For usage info, you can run `cargo +nightly doc -p viaduct` (the `+nightly` is
optional, however some intra-doc links require it), it has several examples.
## Android/FFI Backend overview
On Android, the backend works as follows:
1. During megazord initialization, we are passed a `Lazy<Client>` (`Client` comes
from the [concept-fetch](https://github.com/mozilla-mobile/android-components/tree/master/components/concept/fetch)
android component, and `Lazy` is from the Kotlin stdlib).
- It also sets a flag that indicates that even if the FFI backend never gets
fully initialized (e.g. with a callback), we should error rather than use
the reqwest backend (which should not be compiled in, however we've had
trouble ensuring this in the past, although at this point we have checks
in CI to ensure it is not present).
2. At this point, a JNA `Callback` instance is created and passed into Rust.
- This serves to proxy the request made by Rust to the `Client`.
- The `Callback` instance is never allowed to be GCed.

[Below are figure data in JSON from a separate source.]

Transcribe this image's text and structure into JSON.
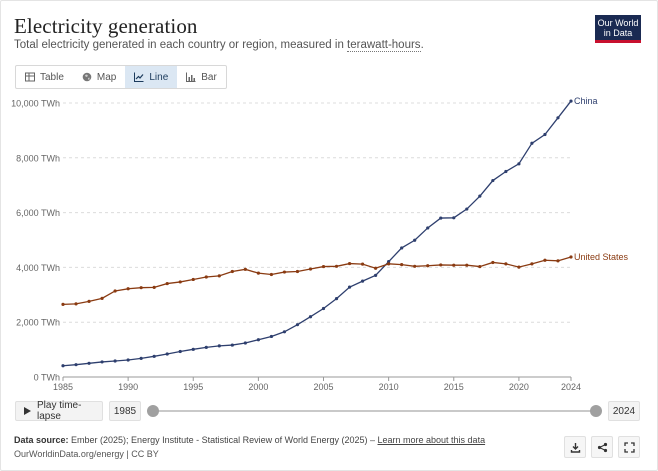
{
  "header": {
    "title": "Electricity generation",
    "subtitle_prefix": "Total electricity generated in each country or region, measured in ",
    "subtitle_term": "terawatt-hours",
    "subtitle_suffix": "."
  },
  "logo": {
    "line1": "Our World",
    "line2": "in Data",
    "bg": "#1a2a52",
    "accent": "#c8102e"
  },
  "tabs": [
    {
      "label": "Table",
      "icon": "table-icon",
      "active": false
    },
    {
      "label": "Map",
      "icon": "globe-icon",
      "active": false
    },
    {
      "label": "Line",
      "icon": "line-chart-icon",
      "active": true
    },
    {
      "label": "Bar",
      "icon": "bar-chart-icon",
      "active": false
    }
  ],
  "timeline": {
    "play_label": "Play time-lapse",
    "start": "1985",
    "end": "2024"
  },
  "footer": {
    "source_label": "Data source:",
    "source_text": " Ember (2025); Energy Institute - Statistical Review of World Energy (2025) – ",
    "learn_more": "Learn more about this data",
    "credit": "OurWorldinData.org/energy | CC BY"
  },
  "chart_data": {
    "type": "line",
    "ylim": [
      0,
      10000
    ],
    "xlim": [
      1985,
      2024
    ],
    "grid": "horizontal",
    "y_ticks": [
      {
        "value": 0,
        "label": "0 TWh"
      },
      {
        "value": 2000,
        "label": "2,000 TWh"
      },
      {
        "value": 4000,
        "label": "4,000 TWh"
      },
      {
        "value": 6000,
        "label": "6,000 TWh"
      },
      {
        "value": 8000,
        "label": "8,000 TWh"
      },
      {
        "value": 10000,
        "label": "10,000 TWh"
      }
    ],
    "x_ticks": [
      1985,
      1990,
      1995,
      2000,
      2005,
      2010,
      2015,
      2020,
      2024
    ],
    "x": [
      1985,
      1986,
      1987,
      1988,
      1989,
      1990,
      1991,
      1992,
      1993,
      1994,
      1995,
      1996,
      1997,
      1998,
      1999,
      2000,
      2001,
      2002,
      2003,
      2004,
      2005,
      2006,
      2007,
      2008,
      2009,
      2010,
      2011,
      2012,
      2013,
      2014,
      2015,
      2016,
      2017,
      2018,
      2019,
      2020,
      2021,
      2022,
      2023,
      2024
    ],
    "series": [
      {
        "name": "China",
        "color": "#2e3f6e",
        "values": [
          410,
          450,
          500,
          550,
          585,
          620,
          680,
          755,
          840,
          930,
          1010,
          1080,
          1135,
          1165,
          1240,
          1360,
          1480,
          1650,
          1910,
          2200,
          2500,
          2860,
          3280,
          3500,
          3710,
          4210,
          4710,
          4990,
          5440,
          5800,
          5810,
          6130,
          6600,
          7170,
          7500,
          7780,
          8530,
          8850,
          9460,
          10070
        ]
      },
      {
        "name": "United States",
        "color": "#8a3b12",
        "values": [
          2650,
          2670,
          2760,
          2870,
          3140,
          3220,
          3260,
          3270,
          3410,
          3470,
          3560,
          3650,
          3690,
          3850,
          3930,
          3790,
          3740,
          3830,
          3850,
          3940,
          4030,
          4040,
          4140,
          4120,
          3970,
          4130,
          4100,
          4040,
          4060,
          4090,
          4080,
          4080,
          4030,
          4180,
          4130,
          4010,
          4130,
          4260,
          4240,
          4380
        ]
      }
    ]
  }
}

- To Rust, it's just a `extern "C"` function pointer that get's stored in an
atomic variable and never can be unset.
3. When Rust makes a request:
1. We serialize the request info into a protobuf record
2. This record is passed into the function pointer we should have by this
point (erroring if it has not been set yet).
3. The callback (on the Java side now) deserializes the protobuf record,
converts it to a concept-fetch Request instance, and passes it to the
client.
4. The response (or error) is then converted into a protobuf record. The
java code then asks Rust for a buffer big enough to hold the serialized
response (or error).
5. The response is written to the buffer, and returned to Rust.
6. Rust then decodes the protobuf, and converts it to a
`viaduct::Response` object that it returns to the caller.
Some notes:
- This "request flow" is entirely synchronous, simplifying the implementation
considerably.
- Cookies are explicitly not supported at the moment, adding them would
require a separate security review.
- Generally, this is the way the FFI backend is expected to work on any
platform, but for concreteness (and because it's the only one currently using
the FFI backend), we explained it for Android.
- Most of the code in `viaduct` is defining a ergonomic HTTP facade, and is
unrelated to this (or to the reqwest backend). This code is more or less
entirely (in the Kotlin layer and) in `src/backend/ffi.rs`.